Union Brescia, ricorso al Tar contro il divieto di trasferta a Crema: attesa per la decisione
Il club bresciano chiede di revocare lo stop alla tifoseria ospite per la gara del Voltini. Ora si attende il pronunciamento del Tar
L’Union Brescia ha presentato ricorso al Tar contro il divieto imposto ai tifosi bresciani per la trasferta di Crema, dove domenica 30 agosto la squadra affronterà la Pergolettese nella seconda giornata del campionato di Serie C.
Il provvedimento vieta la vendita dei biglietti ai residenti nella provincia di Brescia e, di conseguenza, impedisce ai sostenitori dell’Union Brescia di seguire la squadra al Voltini. La società bresciana ha deciso di contestare la decisione davanti al Tribunale amministrativo regionale, chiedendo di poter riaprire la trasferta ai propri tifosi.
Il divieto era stato disposto nei giorni scorsi dalla Prefettura di Cremona per motivi di ordine e sicurezza pubblica. La decisione aveva riguardato anche altre partite considerate a rischio, tra cui Cremonese-Padova.
La società bresciana ha scelto di contestare il provvedimento e si è rivolta al Tar con un ricorso d’urgenza. L’obiettivo è ottenere una decisione prima della partita di domenica e permettere così ai tifosi bresciani di acquistare i biglietti e raggiungere Crema.
Nel ricorso viene evidenziato anche un precedente positivo: lo scorso febbraio, in occasione di una precedente sfida al Voltini, i sostenitori bresciani avevano seguito numerosi la squadra senza che si verificassero particolari problemi di ordine pubblico.

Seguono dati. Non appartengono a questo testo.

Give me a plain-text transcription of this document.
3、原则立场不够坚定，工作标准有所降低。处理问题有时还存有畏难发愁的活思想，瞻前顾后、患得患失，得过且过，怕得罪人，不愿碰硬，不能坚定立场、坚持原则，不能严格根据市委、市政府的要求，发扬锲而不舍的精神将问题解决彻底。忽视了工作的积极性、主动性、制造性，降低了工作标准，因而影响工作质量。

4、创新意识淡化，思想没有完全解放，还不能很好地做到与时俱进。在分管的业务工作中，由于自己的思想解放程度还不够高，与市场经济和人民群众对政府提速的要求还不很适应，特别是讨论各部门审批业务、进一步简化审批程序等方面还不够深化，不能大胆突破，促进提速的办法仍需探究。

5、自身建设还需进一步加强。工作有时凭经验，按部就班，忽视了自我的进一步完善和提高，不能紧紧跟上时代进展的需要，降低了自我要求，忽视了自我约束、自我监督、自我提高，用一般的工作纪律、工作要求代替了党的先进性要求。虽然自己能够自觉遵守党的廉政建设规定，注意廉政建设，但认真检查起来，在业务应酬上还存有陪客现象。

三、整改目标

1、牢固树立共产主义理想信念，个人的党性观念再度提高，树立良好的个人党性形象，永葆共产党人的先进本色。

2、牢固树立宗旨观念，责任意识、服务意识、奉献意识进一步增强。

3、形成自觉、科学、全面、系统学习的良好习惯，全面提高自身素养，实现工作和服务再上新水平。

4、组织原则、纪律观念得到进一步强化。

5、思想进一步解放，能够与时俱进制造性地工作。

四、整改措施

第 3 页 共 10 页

Adesso la parola passa quindi al Tar. La decisione dei giudici amministrativi potrebbe arrivare prima del match e stabilire se il divieto resterà in vigore oppure se i tifosi dell’Union Brescia potranno essere presenti nel settore ospiti del Voltini. Al momento, dunque, la trasferta resta vietata. L’esito del ricorso determinerà se il provvedimento potrà essere modificato in tempo per la partita contro la Pergolettese.